Il s’agit de faire connaître le centre international de Kigali et la proposition de Kigali d’introduire le centre international de Kigali, tout en invitant les acteurs des industries financières à Maurice à venir voir ce que nous faisons au Rwanda et à identifier les opportunités. Nous croyons que l’Afrique est la prochaine frontière. L’Afrique est orientée vers les opportunités. Et le Rwanda est géographiquement bien placé pour être cette porte d’entrée vers l’Afrique orientale, centrale et occidentale. C’est pourquoi nous sommes ici pour présenter aux industries des concurrents à Maurice.

L’industrie financière est nouvelle au Rwanda. Comment commence-t-elle ?
La première chose à savoir est de connaître d’où vient le Rwanda. Le Rwanda est un petit pays enclavé, communément connu comme le Pays des mille collines, mais maintenant nous l’appelons Terre de mille opportunités. 30% de la population rwandaise est âgée de moins de 30 ans, de sorte qu’au cours des deux dernières années, le gouvernement rwandais a considérablement amélioré son éducation.

La prise de conscience que 30% de la population a moins de 30 ans nous a permis d’attirer des universités internationales de classe mondiale, de l’Université de Coventry à l’Université de leadership africain, qui est présente à Maurice. Et nous disons aux Africains de venir étudier au Rwanda, que nous leur donnerons un visa d’étude et des visas de travail afin de pouvoir travailler au Rwanda et dans toute la région.

Le Rwanda s’est positionné comme une destination de réunions et de conférences. Aujourd’hui, c’est deuxième en Afrique, après Cape Town, à le faire. En juin prochain, nous accueillerons la réunion des chefs d’État du Commonwealth. À cette occasion, nous organiserons un Business Forum auquel les opérateurs mauriciens sont invités. Nous investissons aussi dans Rwanda Air, dans un nouvel aéroport. Nous avons des liaisons aériennes vers 27 capitales d’Afrique en moins de quatre heures.

Tirant parti de ces investissements menés par le Rwanda, le pays est maintenant arrivé à un âge où le prochain objectif est de se positionner comme un centre financier international pour le rôle que joue l’international dans la mobilisation des capitaux. Il y a des opportunités au Rwanda, et il y a des opportunités en Afrique. Le chaînon manquant est un centre financier onshore pour faciliter les opportunités et les faire correspondre avec le capital. C’est ce qui a poussé le Rwanda à se positionner comme un centre financier international.

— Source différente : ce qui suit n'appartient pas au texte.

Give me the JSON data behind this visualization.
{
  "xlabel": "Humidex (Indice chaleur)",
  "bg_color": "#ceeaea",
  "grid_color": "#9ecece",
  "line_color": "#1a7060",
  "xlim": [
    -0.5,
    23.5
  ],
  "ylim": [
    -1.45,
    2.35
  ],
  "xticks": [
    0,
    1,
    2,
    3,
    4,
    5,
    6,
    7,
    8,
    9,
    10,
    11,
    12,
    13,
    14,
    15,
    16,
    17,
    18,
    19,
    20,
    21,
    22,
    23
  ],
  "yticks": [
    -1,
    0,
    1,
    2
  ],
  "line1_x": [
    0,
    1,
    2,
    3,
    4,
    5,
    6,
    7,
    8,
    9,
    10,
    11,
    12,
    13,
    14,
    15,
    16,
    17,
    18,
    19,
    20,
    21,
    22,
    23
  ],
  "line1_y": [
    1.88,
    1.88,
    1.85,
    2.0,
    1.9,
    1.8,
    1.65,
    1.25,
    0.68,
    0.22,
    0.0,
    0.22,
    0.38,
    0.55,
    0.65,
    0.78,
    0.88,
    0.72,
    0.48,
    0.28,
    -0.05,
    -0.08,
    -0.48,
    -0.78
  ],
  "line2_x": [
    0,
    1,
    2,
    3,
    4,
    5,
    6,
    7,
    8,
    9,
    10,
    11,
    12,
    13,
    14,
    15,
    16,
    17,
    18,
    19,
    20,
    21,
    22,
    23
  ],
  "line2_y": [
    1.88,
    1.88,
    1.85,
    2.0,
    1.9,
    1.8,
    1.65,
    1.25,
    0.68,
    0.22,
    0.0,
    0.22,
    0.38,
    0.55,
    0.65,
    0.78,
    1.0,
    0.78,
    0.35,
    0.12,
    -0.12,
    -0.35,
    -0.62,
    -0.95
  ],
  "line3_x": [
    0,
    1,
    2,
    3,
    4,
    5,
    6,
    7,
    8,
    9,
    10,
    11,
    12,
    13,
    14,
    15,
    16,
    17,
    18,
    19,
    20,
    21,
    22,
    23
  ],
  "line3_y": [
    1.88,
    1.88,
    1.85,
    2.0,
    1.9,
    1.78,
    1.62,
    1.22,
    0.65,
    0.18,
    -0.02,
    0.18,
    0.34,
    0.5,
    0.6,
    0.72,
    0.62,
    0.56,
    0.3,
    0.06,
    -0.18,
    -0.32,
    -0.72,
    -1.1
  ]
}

Depuis quand le KIFC est-il opérationnel ?
Depuis décembre 2020. Les progrès sont supervisés par un groupe de travail composé d’experts financiers internationaux. Depuis novembre 2020, l’Ivoirienne Tidjane Thiam, ex-patron de Credit Suisse, est présidente du conseil d’administration de Rwanda Finance, la société chargée de promouvoir et de développer le KIFC. Aujourd’hui, nous avons près de 1,3 milliard d’engagements d’investissement. 70% sont des grappes de fonds. 15% sont des structures de détention. Et le centre continue de croître.

Tout cela nécessite un écosystème approprié. Quelles sont les installations qui ont été mises en place ?
Le Rwanda est un pays ouvert. Ouvert dans le sens où nous n’avons pas de restrictions majeures. Il n’y a aucune restriction au rapatriement des capitaux. Nous n’avons pas d’imposition sur les gains en capital. Tout en positionnant le Rwanda comme centre financier international, nous avons introduit des réformes fiscales et politiques.

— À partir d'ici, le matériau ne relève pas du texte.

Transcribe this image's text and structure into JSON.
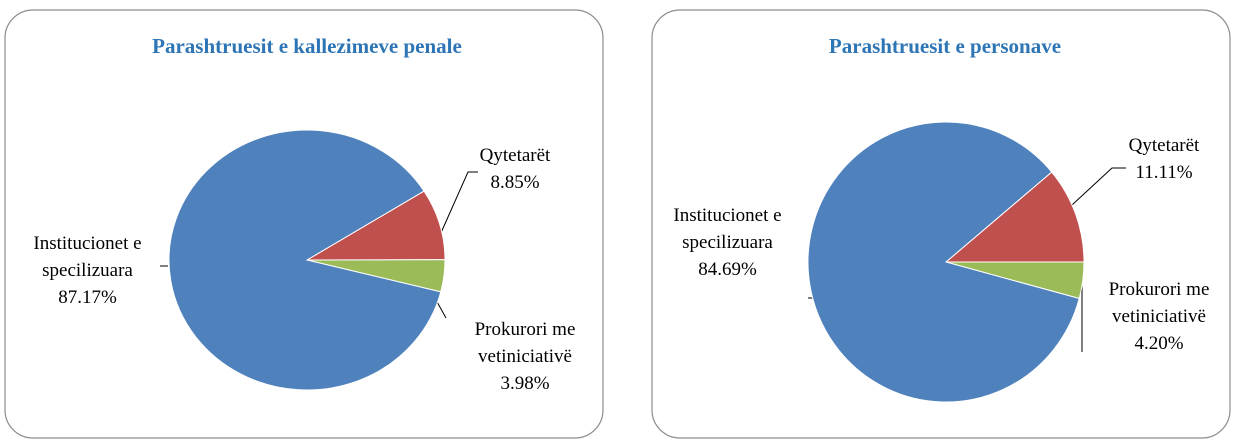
{
  "chart_data": [
    {
      "type": "pie",
      "title": "Parashtruesit e kallezimeve penale",
      "categories": [
        "Qytetarët",
        "Prokurori me vetiniciativë",
        "Institucionet e specilizuara"
      ],
      "values": [
        8.85,
        3.98,
        87.17
      ],
      "value_labels": [
        "8.85%",
        "3.98%",
        "87.17%"
      ],
      "colors": [
        "#c0504d",
        "#9bbb59",
        "#4f81bd"
      ]
    },
    {
      "type": "pie",
      "title": "Parashtruesit e personave",
      "categories": [
        "Qytetarët",
        "Prokurori me vetiniciativë",
        "Institucionet e specilizuara"
      ],
      "values": [
        11.11,
        4.2,
        84.69
      ],
      "value_labels": [
        "11.11%",
        "4.20%",
        "84.69%"
      ],
      "colors": [
        "#c0504d",
        "#9bbb59",
        "#4f81bd"
      ]
    }
  ]
}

Parmi les textes législatifs réformés figurent la loi relative à la promotion et à la facilitation des investissements, la loi régissant les partenariats, la loi régissant les placements collectifs, la loi régissant les sociétés, et la loi sur la prévention et la répression du blanchiment de capitaux, du financement du terrorisme et du financement de la prolifération des armes de destruction massive, en sus de la loi sur les fiducies et celle sur les placements collectifs. Ces lois sont déjà utilisées par les investisseurs. L’objectif du centre financier que nous construisons au Rwanda est d’être un centre financier panafricain pour faciliter le commerce et l’investissement dans toute la région, tout en utilisant le Rwanda comme domicile.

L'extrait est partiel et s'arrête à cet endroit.